Seriously though, well worth a browse through to see the stuff they’ve been discussing.
That led me to this BFI-produced video essay.
“In this video essay Lara Callaghan explores how the work of one of Britain’s greatest film-making partnerships influenced modern culture as varied as Matthew Bourne’s ballet, Kate Bush’s music, the gaming world of The Legend of Zelda: Breath of the Wild and jokes on The Simpsons.”
Jaygee says
For anyone who has yet to watch it, currently streaming on curzon home cinema for a fiver
Kaisfatdad says
Hello @Baskerville Old Face.
This was in today’s Guardian and may interest you and other Powell and Pressburger fans.
https://www.theguardian.com/film/2024/oct/16/powell-pressburger-masterpiece-behold-a-pale-horse
“The Lumière festival in Lyon in south-east France – the home of 19th-century movie inventor-pioneers Auguste and Louis Lumière – always serves up mouthwatering classic films on the big screen. This is true once again this year, with a retrospective season of works by Fred Zinnemann, famously the director of High Noon and From Here to Eternity.
In one of its most interesting films, the festival also provided what could be the last remaining underexamined footnote in the history of the great Powell/Pressburger partnership that gave us Black Narcissus, The Red Shoes and The Life and Death of Colonel Blimp.
Zinnemann’s fascinating film Behold a Pale Horse (1964) is based on a novel that Emeric Pressburger wrote after his split from Michael Powell, called Killing a Mouse on Sunday. (Pressburger also wrote a second novel, The Glass Pearls, a psychological thriller, which was ignored at the time, but has been recently reissued.)”
Jaygee says
Apparently on BBC2 tomorrow night on a double-bill with I know Where I am Going
GCU Grey Area says
The documentary is on the iPlayer, as of 21/11/2024.

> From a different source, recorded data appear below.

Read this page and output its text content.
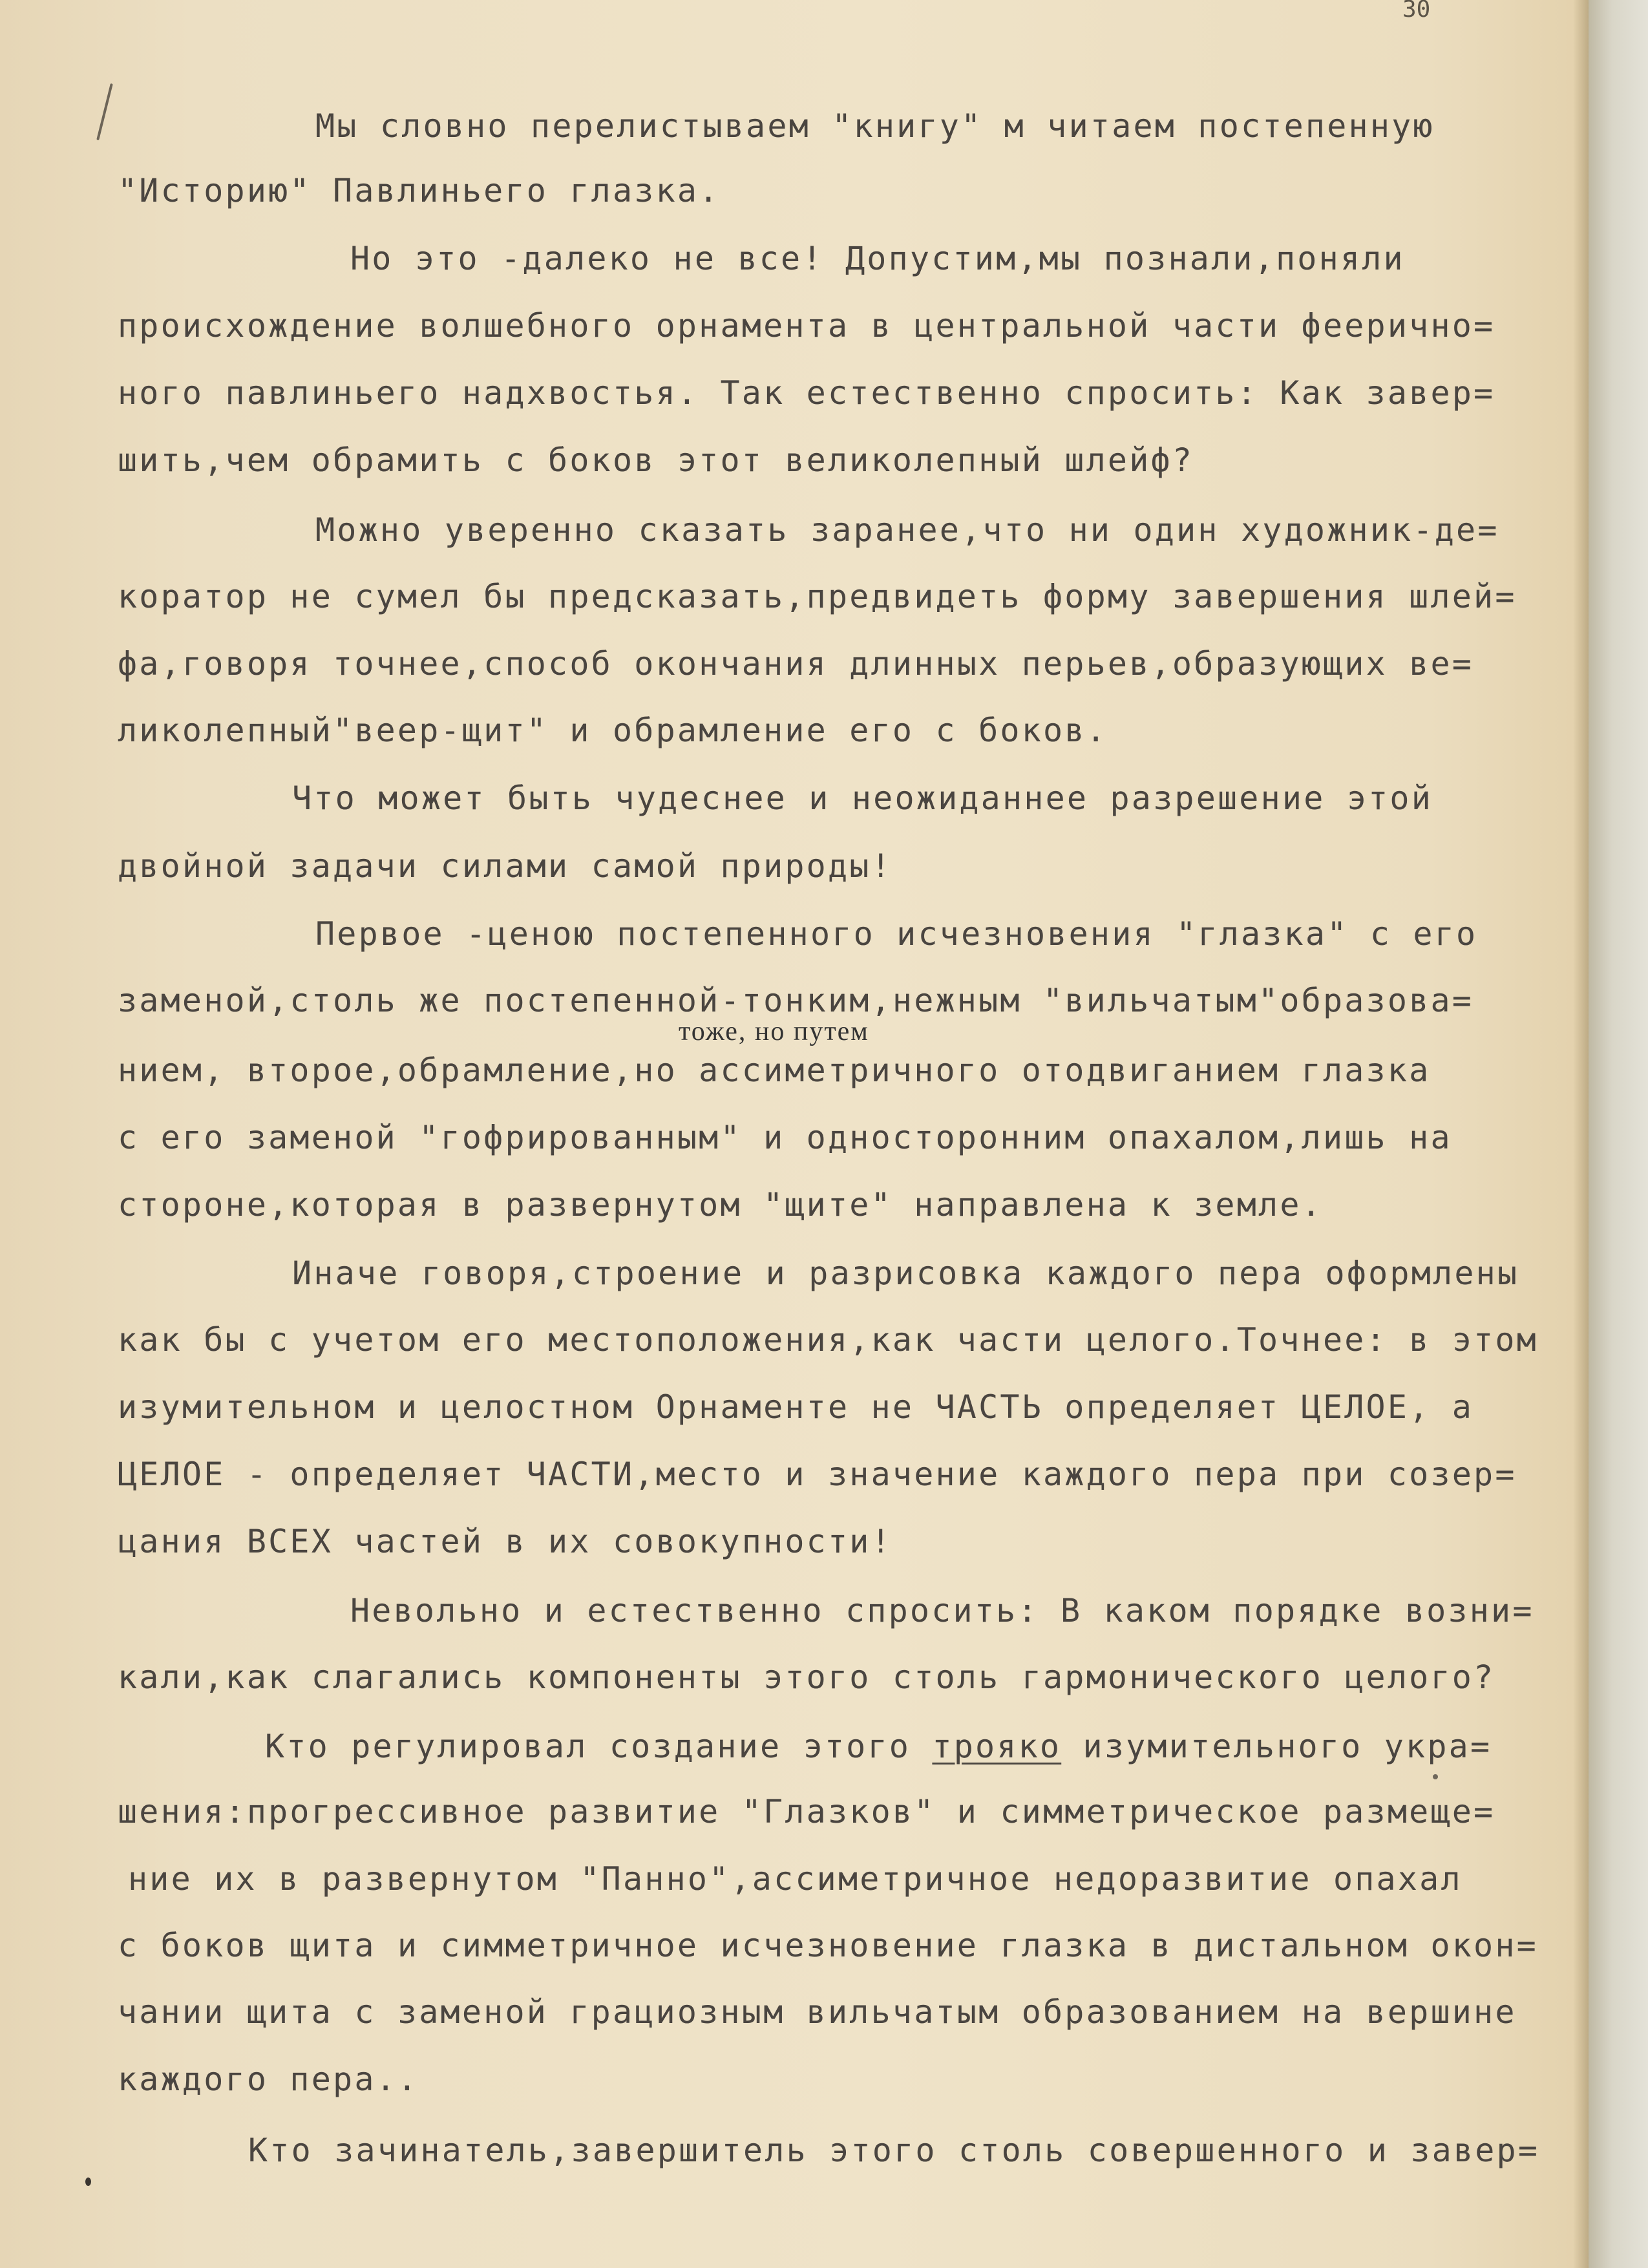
30
Мы словно перелистываем "книгу" м читаем постепенную
"Историю" Павлиньего глазка.
Но это -далеко не все! Допустим,мы познали,поняли
происхождение волшебного орнамента в центральной части феерично=
ного павлиньего надхвостья. Так естественно спросить: Как завер=
шить,чем обрамить с боков этот великолепный шлейф?
Можно уверенно сказать заранее,что ни один художник-де=
коратор не сумел бы предсказать,предвидеть форму завершения шлей=
фа,говоря точнее,способ окончания длинных перьев,образующих ве=
ликолепный"веер-щит" и обрамление его с боков.
Что может быть чудеснее и неожиданнее разрешение этой
двойной задачи силами самой природы!
Первое -ценою постепенного исчезновения "глазка" с его
заменой,столь же постепенной-тонким,нежным "вильчатым"образова=
нием, второе,обрамление,но ассиметричного отодвиганием глазка
с его заменой "гофрированным" и односторонним опахалом,лишь на
стороне,которая в развернутом "щите" направлена к земле.
Иначе говоря,строение и разрисовка каждого пера оформлены
как бы с учетом его местоположения,как части целого.Точнее: в этом
изумительном и целостном Орнаменте не ЧАСТЬ определяет ЦЕЛОЕ, а
ЦЕЛОЕ - определяет ЧАСТИ,место и значение каждого пера при созер=
цания ВСЕХ частей в их совокупности!
Невольно и естественно спросить: В каком порядке возни=
кали,как слагались компоненты этого столь гармонического целого?
Кто регулировал создание этого трояко изумительного укра=
шения:прогрессивное развитие "Глазков" и симметрическое размеще=
ние их в развернутом "Панно",ассиметричное недоразвитие опахал
с боков щита и симметричное исчезновение глазка в дистальном окон=
чании щита с заменой грациозным вильчатым образованием на вершине
каждого пера..
Кто зачинатель,завершитель этого столь совершенного и завер=
тоже, но путем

And so’s I Know Where I’m Going. The film is the newly restored high definition version by the BFI. I saw some when it was on Saturday just gone, and it looks fantastic. Going to watch both this week.
nickduvet says
Just listened to a fascinating ‘My Cultural Life’ (BBC Sounds) with Thelma Schoonmaker, where she talks about her and Marty’s love for the P&P films. Also an astonishing first hand account of being under the stage at Woodstock, handling the reels as they were transferred from the various cameramen.